La mémoire de la vieille dame est parfois défaillante, mais son corps, ses yeux, son rire sont si vivants, qu'ils transcendent les effets de l'âge. Le portrait filmé de Nassima Guessoum repose sur la relation de confiance qui s'est établie entre les deux femmes, la cinéaste et la combattante. "J'ai rencontré plusieurs femmes formidables, dit la cinéaste, mais toutes n'avaient pas envie de se raconter. Certaines étaient enfermées dans leur image. Il fallait qu'il y ait une envie réciproque. Nassima Hablal était spontanée." C'est un puzzle intimiste et impressionniste, tourné quatre ans durant, mais aussi une fresque politique de l'Algérie contemporaine, à travers ses oublis historiques.
 
Nassima évocations
De la jeunesse, en passant par le tournage, et l'affiche de "10949 femmes", trois moments de Nassima Hablal

Moudjahida de la première heure


Nassima Hablal fut une combattante de la première heure pour l'indépendance de l'Algérie, une quête qui ne pouvait se dissocier, pour elle, d'aspirations politiques et sociales. Engagée dès l'âge de 16 ans, elle fut l'une de ces 10949 pionnières engagées dans la lutte anticoloniale - recensement officiel du nombre de femmes qui ont participé à la guerre d'indépendance Algérienne, répertoriées en 1973 par le ministère des Anciens combattants en Algérie. Cette parole politique dont est porteuse Nassima Hablal est le facteur déclenchant du film, comme le raconte la cinéaste : "C'est pour son engagement politique précoce, 1945, qu'elle m'a aussi intéressée. Elle avait 16 ans quand elle a rejoint les premières cellules politiques du PPA, le Parti du peuple algérien qui est alors clandestin. Pendant ce temps, rare fait aussi pour son époque, et pour une femme et qui plus est "indigène", elle est secrétaire au cabinet du gouverneur.
Ensuite quand la révolution est déclenchée en 1954, elle fait partie des premières femmes contactée par les chefs politiques du FLN pour assurer des missions de secrétariat mais aussi cacher des militants, etc...
Cette femme, a milité de l'âge de 16 ans, jusqu'à l'indépendance de l'Algérie en 1962. Elle a consacré 17 ans de sa vie, sans discontinuité. Cette persévérance, cette conviction, cette force de caractère m'ont impressionné. Pendant la guerre, elle est aussi la première femme qui intègre l'UGTA (Union Générale des Travailleurs Algériens), premier syndicat libre algérien. Elle est la seule femme de cette organisation et elle prépare avec les responsables la grande grève des 8 jours de l'année 1957
(un mouvement social clairement dirigé contre les colonisateurs français, ndlr)."

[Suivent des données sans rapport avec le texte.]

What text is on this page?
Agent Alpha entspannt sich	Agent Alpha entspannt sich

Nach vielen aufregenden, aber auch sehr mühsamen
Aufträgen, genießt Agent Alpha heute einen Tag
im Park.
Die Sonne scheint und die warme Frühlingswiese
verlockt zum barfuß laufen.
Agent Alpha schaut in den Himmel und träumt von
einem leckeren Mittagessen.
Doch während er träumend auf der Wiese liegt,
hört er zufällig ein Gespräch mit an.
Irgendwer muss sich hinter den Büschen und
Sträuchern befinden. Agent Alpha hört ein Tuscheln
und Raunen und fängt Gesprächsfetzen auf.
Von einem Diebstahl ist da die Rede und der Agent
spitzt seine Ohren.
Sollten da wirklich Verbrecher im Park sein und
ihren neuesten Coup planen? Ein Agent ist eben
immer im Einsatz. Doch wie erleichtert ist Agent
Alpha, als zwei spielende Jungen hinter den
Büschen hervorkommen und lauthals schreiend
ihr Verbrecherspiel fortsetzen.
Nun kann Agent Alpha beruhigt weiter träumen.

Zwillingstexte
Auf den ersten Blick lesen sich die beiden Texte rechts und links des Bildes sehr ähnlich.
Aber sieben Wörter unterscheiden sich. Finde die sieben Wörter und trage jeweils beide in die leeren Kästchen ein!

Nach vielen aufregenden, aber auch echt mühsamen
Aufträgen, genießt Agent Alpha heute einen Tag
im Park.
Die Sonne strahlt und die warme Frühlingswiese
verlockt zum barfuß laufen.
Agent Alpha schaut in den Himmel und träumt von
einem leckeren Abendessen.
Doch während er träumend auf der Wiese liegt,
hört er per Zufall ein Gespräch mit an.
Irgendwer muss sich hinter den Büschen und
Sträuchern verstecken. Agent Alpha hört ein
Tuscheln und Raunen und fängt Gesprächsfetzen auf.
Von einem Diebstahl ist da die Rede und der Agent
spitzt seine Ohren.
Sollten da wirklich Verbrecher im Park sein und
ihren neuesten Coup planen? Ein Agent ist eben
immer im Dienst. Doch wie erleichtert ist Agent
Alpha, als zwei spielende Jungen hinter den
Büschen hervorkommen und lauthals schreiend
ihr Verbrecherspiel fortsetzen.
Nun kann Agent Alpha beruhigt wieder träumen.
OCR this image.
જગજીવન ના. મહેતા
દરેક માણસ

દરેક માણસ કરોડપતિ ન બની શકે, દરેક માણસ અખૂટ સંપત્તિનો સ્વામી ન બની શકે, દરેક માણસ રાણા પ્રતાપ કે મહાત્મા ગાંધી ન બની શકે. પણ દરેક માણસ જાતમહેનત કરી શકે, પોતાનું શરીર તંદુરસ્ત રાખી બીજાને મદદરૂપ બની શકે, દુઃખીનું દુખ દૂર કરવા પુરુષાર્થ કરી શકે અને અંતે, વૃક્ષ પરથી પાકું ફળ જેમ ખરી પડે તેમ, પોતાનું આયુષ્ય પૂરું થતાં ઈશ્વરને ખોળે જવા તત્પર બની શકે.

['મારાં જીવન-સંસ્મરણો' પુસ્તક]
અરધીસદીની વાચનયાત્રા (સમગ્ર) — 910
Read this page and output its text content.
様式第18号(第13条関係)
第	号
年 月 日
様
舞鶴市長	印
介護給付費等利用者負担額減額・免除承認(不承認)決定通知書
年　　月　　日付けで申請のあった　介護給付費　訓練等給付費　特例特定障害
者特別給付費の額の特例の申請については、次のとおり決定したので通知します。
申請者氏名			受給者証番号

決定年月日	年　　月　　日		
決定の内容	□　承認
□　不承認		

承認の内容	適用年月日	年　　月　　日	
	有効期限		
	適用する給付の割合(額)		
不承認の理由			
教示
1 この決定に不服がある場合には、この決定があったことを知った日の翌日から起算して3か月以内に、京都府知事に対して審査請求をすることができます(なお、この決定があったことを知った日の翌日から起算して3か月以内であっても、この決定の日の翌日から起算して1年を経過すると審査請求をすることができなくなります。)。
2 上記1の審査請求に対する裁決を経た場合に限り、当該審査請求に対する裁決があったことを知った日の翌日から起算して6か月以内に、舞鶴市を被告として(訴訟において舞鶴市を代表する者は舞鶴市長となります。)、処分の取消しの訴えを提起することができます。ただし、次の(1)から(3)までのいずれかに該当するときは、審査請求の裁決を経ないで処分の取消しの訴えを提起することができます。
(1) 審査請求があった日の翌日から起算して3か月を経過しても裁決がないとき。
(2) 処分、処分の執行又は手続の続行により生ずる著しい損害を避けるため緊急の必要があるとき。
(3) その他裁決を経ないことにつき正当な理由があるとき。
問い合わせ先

Mais Nassima Hablal ne se voyait pas dans une démarche féministe. "Elle voyait cette lutte là comme trop bourgeoise, culturelle, socio-éducative. Elle voulait être avec le peuple. Elle menait un combat politique général. Elle savait que ces événements transformaient les droits des femmes. Au fond, elle était 'féministe' sans le vouloir." précise la cinéaste
 
D'autres femmes traversent la vie de Nassima Hablal, et leur chaleur vient éclairer le film. Baya Laribi, infirmière combattante, qui proclame que c'est "l'amour indéfectible de son père" qui lui a permis de devenir la femme solide et épanouie qu'elle est toujours. Dans ce dialogue, transparaît aussi le rapport tourmenté que Nassima entretenait avec l'usage de la violence, comme le dit la réalisatrice : "La manière dont Nassima Hablal raconte l'épisode du meurtre d'un homme au maquis commis par son amie Baya dit beaucoup de choses sur ce qu'elle pensait de l'utilisation de la violence. L'idée de tuer la gène, elle répète qu'on a forcé Baya à le faire. C'est la même chose avec les attentats. Ce qui dérangeait Nassima, ce n'était pas de les faire, ils étaient sans doute nécessaires dans un contexte de guerre, mais d'en faire des actes héroïques dans le roman national algérien."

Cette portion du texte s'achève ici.